We are also providing more generous arrangements for carers of children who are in hospital so that carers can keep their carer payment and, if payable, their carer allowance. Currently, the limit on payment in these circumstances is 63 days in a calendar year. This will be replaced by a 12-week review cycle. The qualification rules will also be relaxed in the tragic circumstances where a person is caring for a child with a terminal illness. The current criteria require a medical professional to certify that the child has a terminal condition and will not live for substantially longer than 12 months. This will be replaced by a more sensitive and less intrusive approach that assesses the average life expectancy for a child with the same or similar condition.

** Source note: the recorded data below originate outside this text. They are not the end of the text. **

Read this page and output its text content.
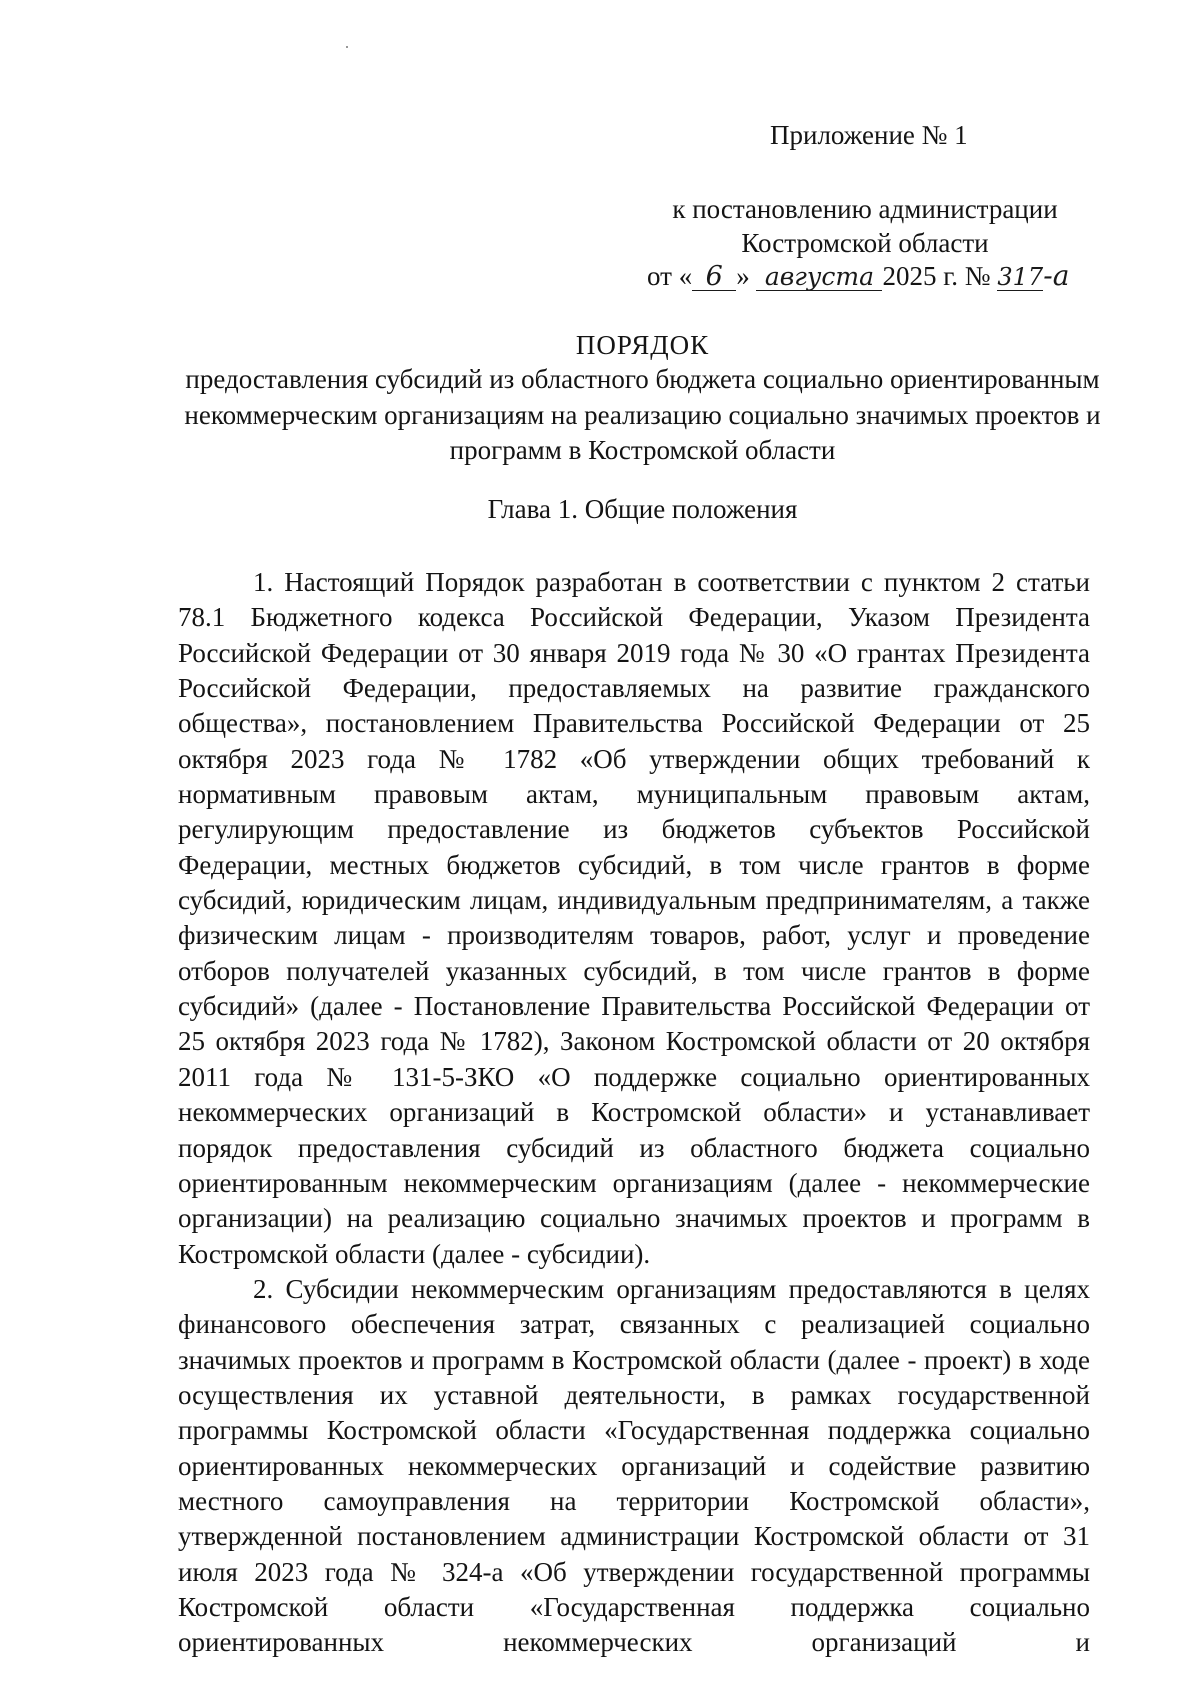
Приложение № 1
к постановлению администрации
Костромской области
от « 6 » августа 2025 г. № 317-а
ПОРЯДОК
предоставления субсидий из областного бюджета социально ориентированным некоммерческим организациям на реализацию социально значимых проектов и программ в Костромской области
Глава 1. Общие положения

1. Настоящий Порядок разработан в соответствии с пунктом 2 статьи 78.1 Бюджетного кодекса Российской Федерации, Указом Президента Российской Федерации от 30 января 2019 года № 30 «О грантах Президента Российской Федерации, предоставляемых на развитие гражданского общества», постановлением Правительства Российской Федерации от 25 октября 2023 года № 1782 «Об утверждении общих требований к нормативным правовым актам, муниципальным правовым актам, регулирующим предоставление из бюджетов субъектов Российской Федерации, местных бюджетов субсидий, в том числе грантов в форме субсидий, юридическим лицам, индивидуальным предпринимателям, а также физическим лицам - производителям товаров, работ, услуг и проведение отборов получателей указанных субсидий, в том числе грантов в форме субсидий» (далее - Постановление Правительства Российской Федерации от 25 октября 2023 года № 1782), Законом Костромской области от 20 октября 2011 года № 131-5-ЗКО «О поддержке социально ориентированных некоммерческих организаций в Костромской области» и устанавливает порядок предоставления субсидий из областного бюджета социально ориентированным некоммерческим организациям (далее - некоммерческие организации) на реализацию социально значимых проектов и программ в Костромской области (далее - субсидии).

2. Субсидии некоммерческим организациям предоставляются в целях финансового обеспечения затрат, связанных с реализацией социально значимых проектов и программ в Костромской области (далее - проект) в ходе осуществления их уставной деятельности, в рамках государственной программы Костромской области «Государственная поддержка социально ориентированных некоммерческих организаций и содействие развитию местного самоуправления на территории Костромской области», утвержденной постановлением администрации Костромской области от 31 июля 2023 года № 324-а «Об утверждении государственной программы Костромской области «Государственная поддержка социально ориентированных некоммерческих организаций и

The bill also amends some of the carer allowance provisions in the social security law. The carer allowance is an income supplement for people who provide daily, at-home care and attention for an adult or child who has a physical, intellectual or psychiatric disability that is permanent and likely to affect the person for an extended period. Carer allowance is not means tested and may be paid in addition to an income support payment. The person in receipt of carer payment (child) will become automatically eligible for carer allowance.
The measures contained in this bill reflect the government’s determination to support carers in the most demanding and difficult circumstances—caring for a child with a severe disability or a severe medical condition. I commend the bill to the House and very much look forward to seeing this legislation implemented very shortly.
Question agreed to.
Bill read a second time.
Message from the Governor-General recommending appropriation for the bill announced.
Ordered that this bill be reported to the House without amendment.